"Nah, I think the problem (mine, at least) has been your refusal or inability to explain the authentication, to point to something, anything, that the authenticators saw that led them to consider it genuine. Had you done that, discussion could perhaps have focused on substance. Instead, you kept listing things that one could look at in the absence of a match with an actual stamp/punch, not what the "experts" actually did see in the case of this coin"
I thought that this had been explained ad nauseum; in simple, plain language: the coin exhibits no break in the patination at and around the counterstamping; the coin had its "original skin"; the verdigris in the devices is natural to the coin; the natural wear at the edge and other areas of higher than field wear-these are all visual and accepted as OK by those who know nothing about the punch's history-just facts based on the merits of the coin. That is, it was treated as just another counterstamped coin, and nothing was seen amiss.
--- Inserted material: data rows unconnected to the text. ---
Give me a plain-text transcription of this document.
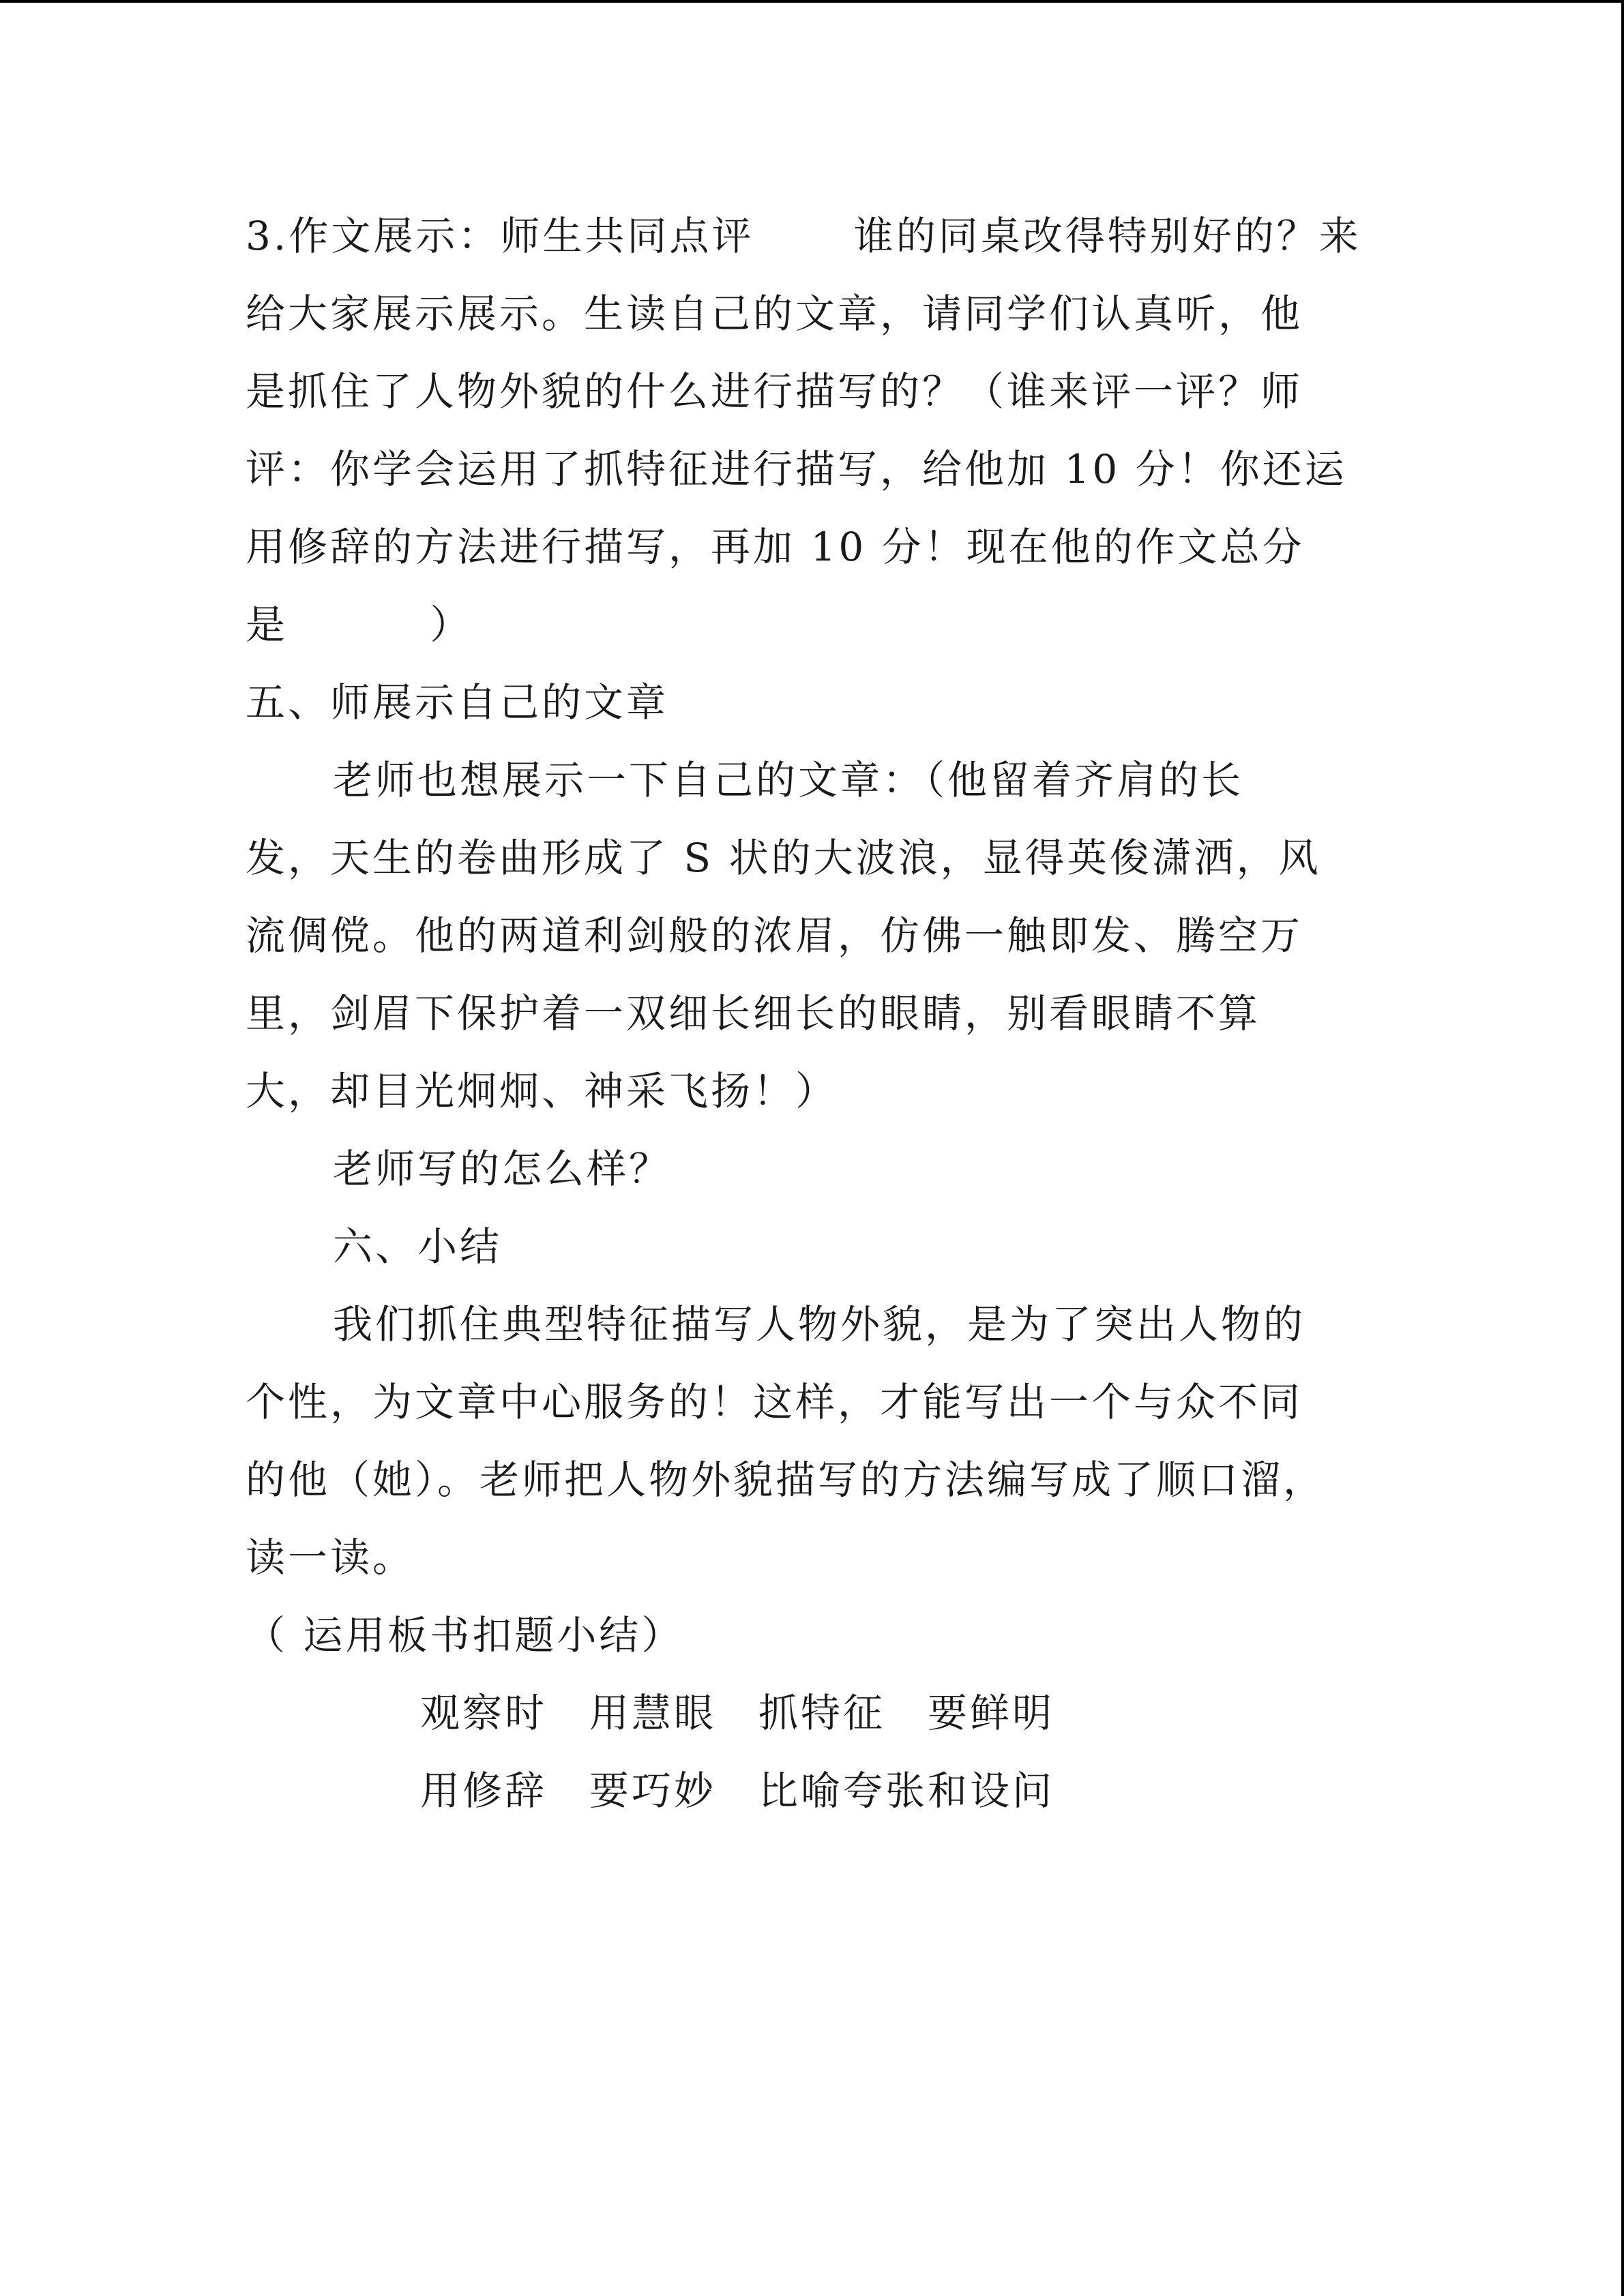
3.作文展示：师生共同点评　　 谁的同桌改得特别好的？来
给大家展示展示。生读自己的文章，请同学们认真听，他
是抓住了人物外貌的什么进行描写的？（谁来评一评？师
评：你学会运用了抓特征进行描写，给他加 10 分！你还运
用修辞的方法进行描写，再加 10 分！现在他的作文总分
是　　　 ）
五、师展示自己的文章
老师也想展示一下自己的文章：（他留着齐肩的长
发，天生的卷曲形成了 S 状的大波浪，显得英俊潇洒，风
流倜傥。他的两道利剑般的浓眉，仿佛一触即发、腾空万
里，剑眉下保护着一双细长细长的眼睛，别看眼睛不算
大，却目光炯炯、神采飞扬！）
老师写的怎么样？
六、小结
我们抓住典型特征描写人物外貌，是为了突出人物的
个性，为文章中心服务的！这样，才能写出一个与众不同
的他（她）。老师把人物外貌描写的方法编写成了顺口溜，
读一读。
（ 运用板书扣题小结）
观察时 用慧眼 抓特征 要鲜明
用修辞 要巧妙 比喻夸张和设问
Further inspection and vis a vis with other punchings by the maker seen on his guns shows that there are exacting similarities between the counterstamp on the coin and those of some guns (Guilt by Association). It would be very nice if an exact match could be made, yet we have no idea for how long a time punches were expected to last, how many were made and used, etc. Just because an exact match could not be made at this time does not preclude that it is not a genuine J.J. Henry article. Who knows? Maybe the punch broke at the "Y"? No one knows and no one will ever know anything other than the physical attributes and evidence of the item at hand. The physical evidence, plain to anyone who has viewed it "live" and knows what he's talking about, overwhelming points to a genuine-of-the-period item. To just dismiss what "The Experts" know about this as Poppycock shows, well, nevermind. It is realized that many on here have never been exposed to Numismatics in any other-than-ordinary way, so the protestations by those people expressed here can be forgiven. I would just caution, though, that professing something here as Fact when that case is just not so, is detrimental to the poster, the readers, and the site itself.